A game engine is a software framework that gives developers all of the tools they need to create a game, from graphics rendering to networking to artificial intelligence and more. Cloud Imperium originally created Star Citizen using its own fork of CryEngine, which is probably best known as the engine used in the Crysis series.
Normally, changing game engines midway through development would be a monumental task that could end up scrapping years of work. But because Lumberyard is actually a fork of the same build of CryEngine that Star Citizen had been using, the transition was relatively smooth.
“We stopped taking new builds from Crytek towards the end of 2015. So did Amazon,” Star Citizen creator Chris Roberts explained on the game’s forum. “Because of this the core of the engine that we use is the same one that Amazon use and the switch was painless (I think it took us a day or so of two engineers on the engine team).”
While Lumberyard shares many of the same under-the-hood features as CryEngine, Roberts highlighted Lumberyard’s built-in Amazon Web Services cloud computing support as one of its major advantages, particularly for a game with the extreme network requirements of Star Citizen.
“Looking at Crytek’s roadmap and Amazon’s we determined that Amazon was investing in the areas we were most interested in,” Roberts said. “They are a massive company that is making serious investments into Lumberyard and AWS to support next generation online gaming. Crytek doesn’t have the resources to compete with this level of investment and have never been focused on the network or online aspects of the engine in the way we or Amazon are.
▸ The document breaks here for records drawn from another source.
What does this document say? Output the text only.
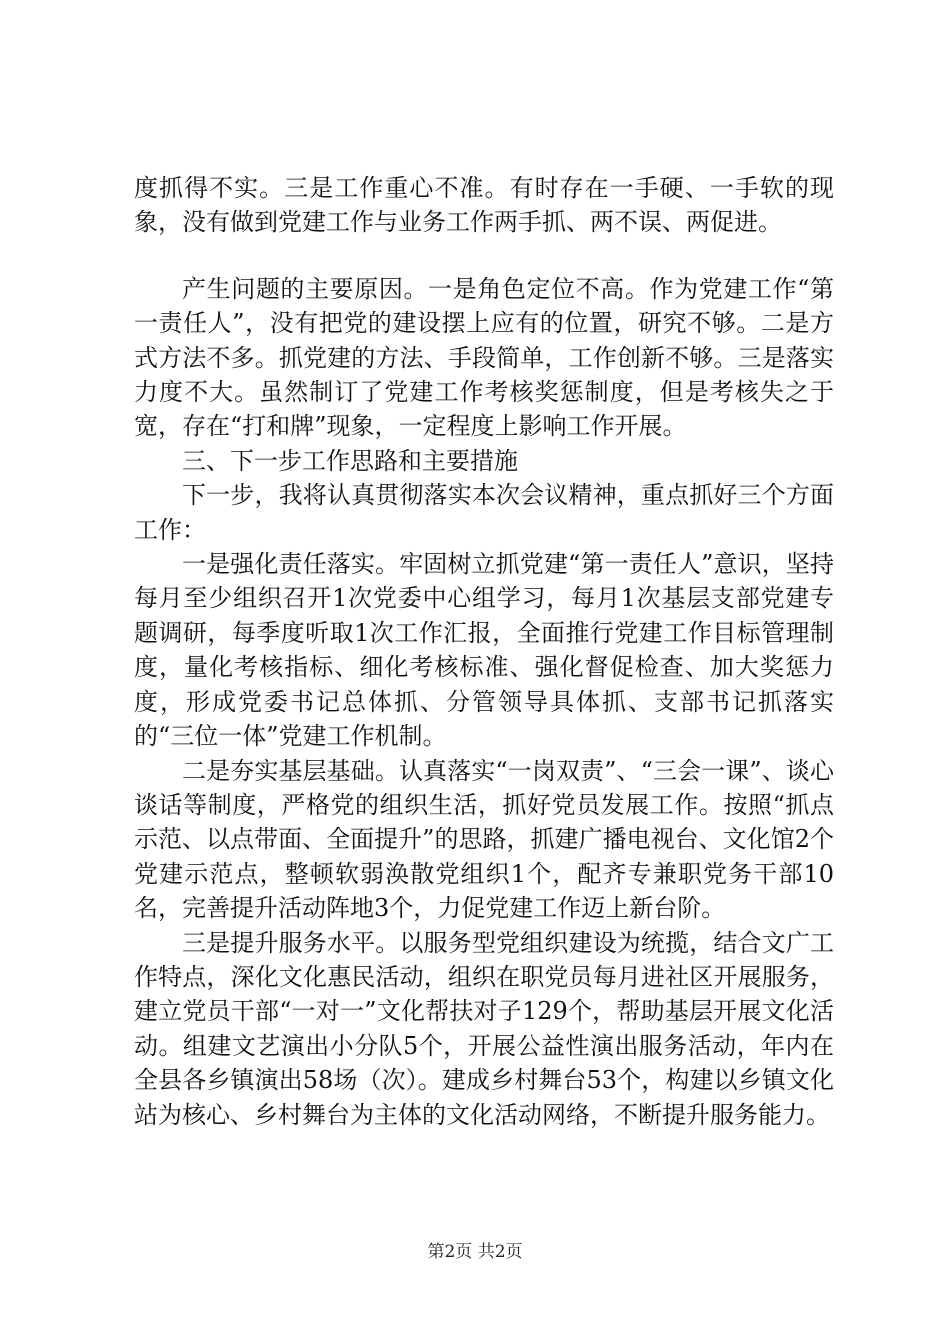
度抓得不实。三是工作重心不准。有时存在一手硬、一手软的现象，没有做到党建工作与业务工作两手抓、两不误、两促进。

产生问题的主要原因。一是角色定位不高。作为党建工作“第一责任人”，没有把党的建设摆上应有的位置，研究不够。二是方式方法不多。抓党建的方法、手段简单，工作创新不够。三是落实力度不大。虽然制订了党建工作考核奖惩制度，但是考核失之于宽，存在“打和牌”现象，一定程度上影响工作开展。

三、下一步工作思路和主要措施

下一步，我将认真贯彻落实本次会议精神，重点抓好三个方面工作：

一是强化责任落实。牢固树立抓党建“第一责任人”意识，坚持每月至少组织召开1次党委中心组学习，每月1次基层支部党建专题调研，每季度听取1次工作汇报，全面推行党建工作目标管理制度，量化考核指标、细化考核标准、强化督促检查、加大奖惩力度，形成党委书记总体抓、分管领导具体抓、支部书记抓落实的“三位一体”党建工作机制。

二是夯实基层基础。认真落实“一岗双责”、“三会一课”、谈心谈话等制度，严格党的组织生活，抓好党员发展工作。按照“抓点示范、以点带面、全面提升”的思路，抓建广播电视台、文化馆2个党建示范点，整顿软弱涣散党组织1个，配齐专兼职党务干部10名，完善提升活动阵地3个，力促党建工作迈上新台阶。

三是提升服务水平。以服务型党组织建设为统揽，结合文广工作特点，深化文化惠民活动，组织在职党员每月进社区开展服务，建立党员干部“一对一”文化帮扶对子129个，帮助基层开展文化活动。组建文艺演出小分队5个，开展公益性演出服务活动，年内在全县各乡镇演出58场（次）。建成乡村舞台53个，构建以乡镇文化站为核心、乡村舞台为主体的文化活动网络，不断提升服务能力。

第2页 共2页
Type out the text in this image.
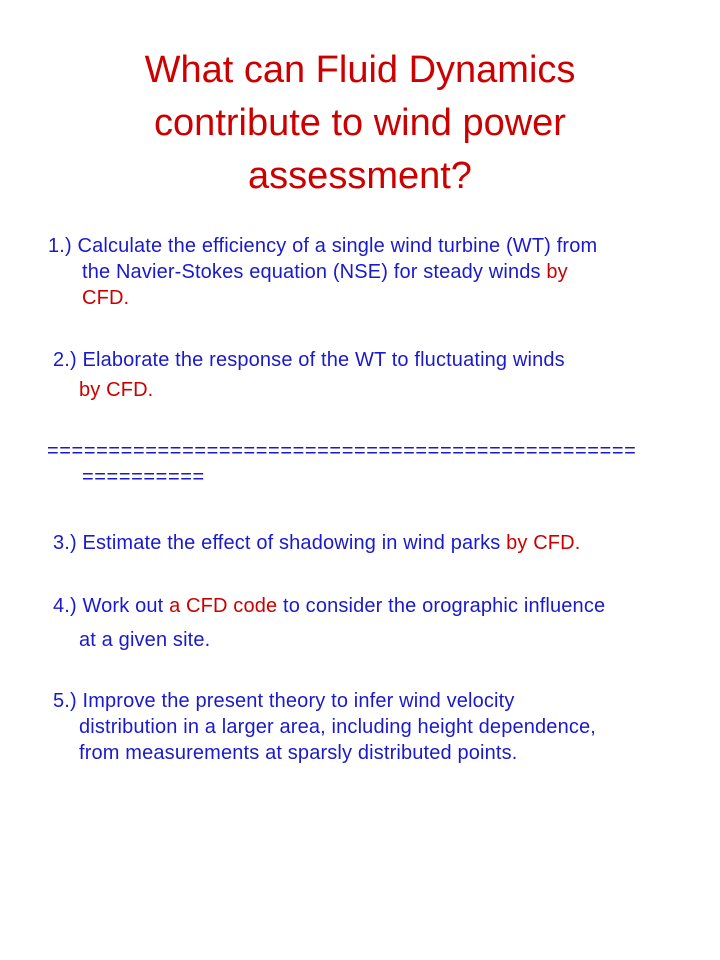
What can Fluid Dynamics
contribute to wind power
assessment?
1.) Calculate the efficiency of a single wind turbine (WT) from
the Navier-Stokes equation (NSE) for steady winds by
CFD.
2.) Elaborate the response of the WT to fluctuating winds
by CFD.
================================================
==========
3.) Estimate the effect of shadowing in wind parks by CFD.
4.) Work out a CFD code to consider the orographic influence
at a given site.
5.) Improve the present theory to infer wind velocity
distribution in a larger area, including height dependence,
from measurements at sparsly distributed points.
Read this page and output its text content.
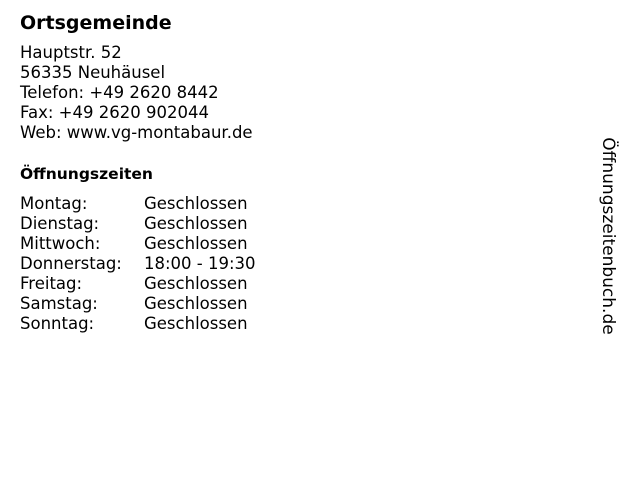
Ortsgemeinde
Hauptstr. 52
56335 Neuhäusel
Telefon: +49 2620 8442
Fax: +49 2620 902044
Web: www.vg-montabaur.de
Öffnungszeiten
Montag:	Geschlossen
Dienstag:	Geschlossen
Mittwoch:	Geschlossen
Donnerstag:	18:00 - 19:30
Freitag:	Geschlossen
Samstag:	Geschlossen
Sonntag:	Geschlossen	Öffnungszeitenbuch.de
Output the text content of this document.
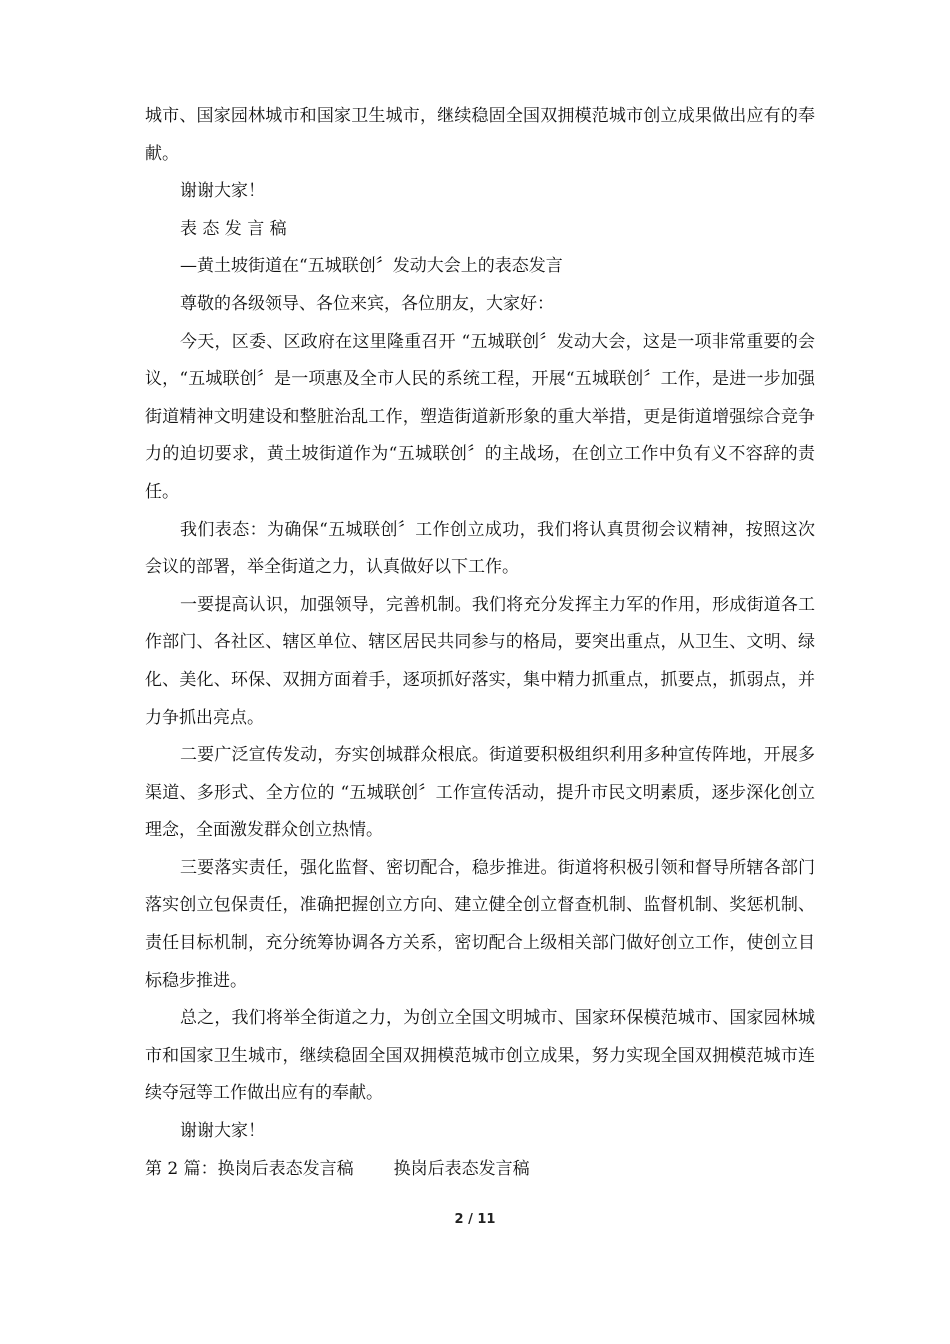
城市、国家园林城市和国家卫生城市，继续稳固全国双拥模范城市创立成果做出应有的奉献。

谢谢大家！

表 态 发 言 稿

—黄土坡街道在“五城联创〞发动大会上的表态发言

尊敬的各级领导、各位来宾，各位朋友，大家好：

今天，区委、区政府在这里隆重召开 “五城联创〞发动大会，这是一项非常重要的会议，“五城联创〞是一项惠及全市人民的系统工程，开展“五城联创〞工作，是进一步加强街道精神文明建设和整脏治乱工作，塑造街道新形象的重大举措，更是街道增强综合竞争力的迫切要求，黄土坡街道作为“五城联创〞的主战场，在创立工作中负有义不容辞的责任。

我们表态：为确保“五城联创〞工作创立成功，我们将认真贯彻会议精神，按照这次会议的部署，举全街道之力，认真做好以下工作。

一要提高认识，加强领导，完善机制。我们将充分发挥主力军的作用，形成街道各工作部门、各社区、辖区单位、辖区居民共同参与的格局，要突出重点，从卫生、文明、绿化、美化、环保、双拥方面着手，逐项抓好落实，集中精力抓重点，抓要点，抓弱点，并力争抓出亮点。

二要广泛宣传发动，夯实创城群众根底。街道要积极组织利用多种宣传阵地，开展多渠道、多形式、全方位的 “五城联创〞工作宣传活动，提升市民文明素质，逐步深化创立理念，全面激发群众创立热情。

三要落实责任，强化监督、密切配合，稳步推进。街道将积极引领和督导所辖各部门落实创立包保责任，准确把握创立方向、建立健全创立督查机制、监督机制、奖惩机制、责任目标机制，充分统筹协调各方关系，密切配合上级相关部门做好创立工作，使创立目标稳步推进。

总之，我们将举全街道之力，为创立全国文明城市、国家环保模范城市、国家园林城市和国家卫生城市，继续稳固全国双拥模范城市创立成果，努力实现全国双拥模范城市连续夺冠等工作做出应有的奉献。

谢谢大家！

第 2 篇：换岗后表态发言稿 换岗后表态发言稿

2 / 11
Because of this combined with the fact we weren’t taking new builds of CryEngine we decided that Amazon would be the best partner going forward for the future of Star Citizen.”
Roberts explained that Cloud Imperium had actually already been working with Amazon for over a year, but the studio made an agreement with Amazon not to announce the partnership until it released the first game build that used Lumberyard and AWS.